The civil war in Sierra Leone provides the horrific backdrop in Delia Jarrett-Macauley’s debut, Moses, Citizen & Me – her understated prose a foil to the bleak and disturbing subject matter. Summoned from London to the village of her grandfather Moses, Julia longs to establish a relationship with her withdrawn eight-year-old cousin Citizen, who has been traumatised by his life as a child soldier, and in particular by murdering his grandmother, Adele. In the bush, Julia discovers a compound run by the enigmatic Bemba G, where former child soldiers can find food, mental stimulation, and, above all, compassion. When Bemba encourages the thirty-five children in his care to put on a public performance of Julius Caesar, he initiates a process of healing on many levels, as both cast and audience are forced to confront the tragedy of Sierra Leone’s recent past, and the possibility of hope and redemption. Jarrett-Macauley sensitively establishes Julia’s family as a microcosm of the ruptured nation, as Moses struggles to embrace the relative who killed his wife, and Shakespeare proves an inspirational and uplifting agent of therapy.

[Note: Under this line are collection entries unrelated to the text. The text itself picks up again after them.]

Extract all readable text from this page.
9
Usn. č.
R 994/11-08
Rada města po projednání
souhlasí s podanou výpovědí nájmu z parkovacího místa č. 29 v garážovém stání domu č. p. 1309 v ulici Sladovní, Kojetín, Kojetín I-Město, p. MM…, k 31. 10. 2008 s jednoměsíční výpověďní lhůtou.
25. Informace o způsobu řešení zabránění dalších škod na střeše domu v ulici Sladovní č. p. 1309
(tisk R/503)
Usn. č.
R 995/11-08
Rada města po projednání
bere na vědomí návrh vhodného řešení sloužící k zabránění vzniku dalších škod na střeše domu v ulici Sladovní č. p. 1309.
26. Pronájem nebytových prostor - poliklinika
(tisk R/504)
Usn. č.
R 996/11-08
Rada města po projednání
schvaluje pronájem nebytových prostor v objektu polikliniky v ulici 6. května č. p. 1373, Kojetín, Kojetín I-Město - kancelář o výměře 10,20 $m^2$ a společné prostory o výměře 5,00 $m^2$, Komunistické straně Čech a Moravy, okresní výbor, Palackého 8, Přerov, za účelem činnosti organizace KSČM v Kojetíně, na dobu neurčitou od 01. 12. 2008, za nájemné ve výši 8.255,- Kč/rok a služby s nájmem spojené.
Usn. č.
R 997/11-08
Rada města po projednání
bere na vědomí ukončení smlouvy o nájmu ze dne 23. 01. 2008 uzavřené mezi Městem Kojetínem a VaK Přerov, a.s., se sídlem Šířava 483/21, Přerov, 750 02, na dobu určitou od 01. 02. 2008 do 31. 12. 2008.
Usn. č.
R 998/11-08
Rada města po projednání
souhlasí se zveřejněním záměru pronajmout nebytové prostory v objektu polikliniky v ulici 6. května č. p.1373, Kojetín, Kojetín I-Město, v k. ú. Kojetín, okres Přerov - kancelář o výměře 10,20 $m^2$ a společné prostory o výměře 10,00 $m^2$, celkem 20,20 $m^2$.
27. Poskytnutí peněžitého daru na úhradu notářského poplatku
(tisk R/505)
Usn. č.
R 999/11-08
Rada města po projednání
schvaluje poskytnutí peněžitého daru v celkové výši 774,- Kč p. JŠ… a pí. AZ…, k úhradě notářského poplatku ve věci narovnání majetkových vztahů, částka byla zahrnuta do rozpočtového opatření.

History – as seen in Conspirators, Michael André Bernstein’s formidable yet utterly absorbing debut – can be explained just as much by personalities as by events. In an appropriately serpentine narrative, grounded in a richly detailed understanding of interpersonal dynamics, Bernstein brings to life the period of social unrest of 1912 to 1914 in the decaying Austro-Hungarian Empire. In a backwater near the Russian border, radical socialism and anti-Semitism are on the increase; in a hovel in the Jewish Quarter, a group of affluent potential saboteurs led by Hans (son of the Empire’s wealthiest Jew) plan an act of terrorism; and a charismatic rabbi arrives in town preaching subversion. From the prologue we know that murder was committed in the cathedral square. Who dies, and at whose hand, is not revealed until the final thirty pages. Full of suspense, and thick with an atmosphere of intrigue, suspicion and betrayal, the narrative also possesses a sly humour, especially in the portrayal of the paranoid regional governor Count Wiladowski, who, with his Jewish spymaster Tausk, attempts to evade assassination. Through a tale about divided loyalties and the human need to belong, Bernstein has written a profound indictment of racism and of the legitimisation of murder.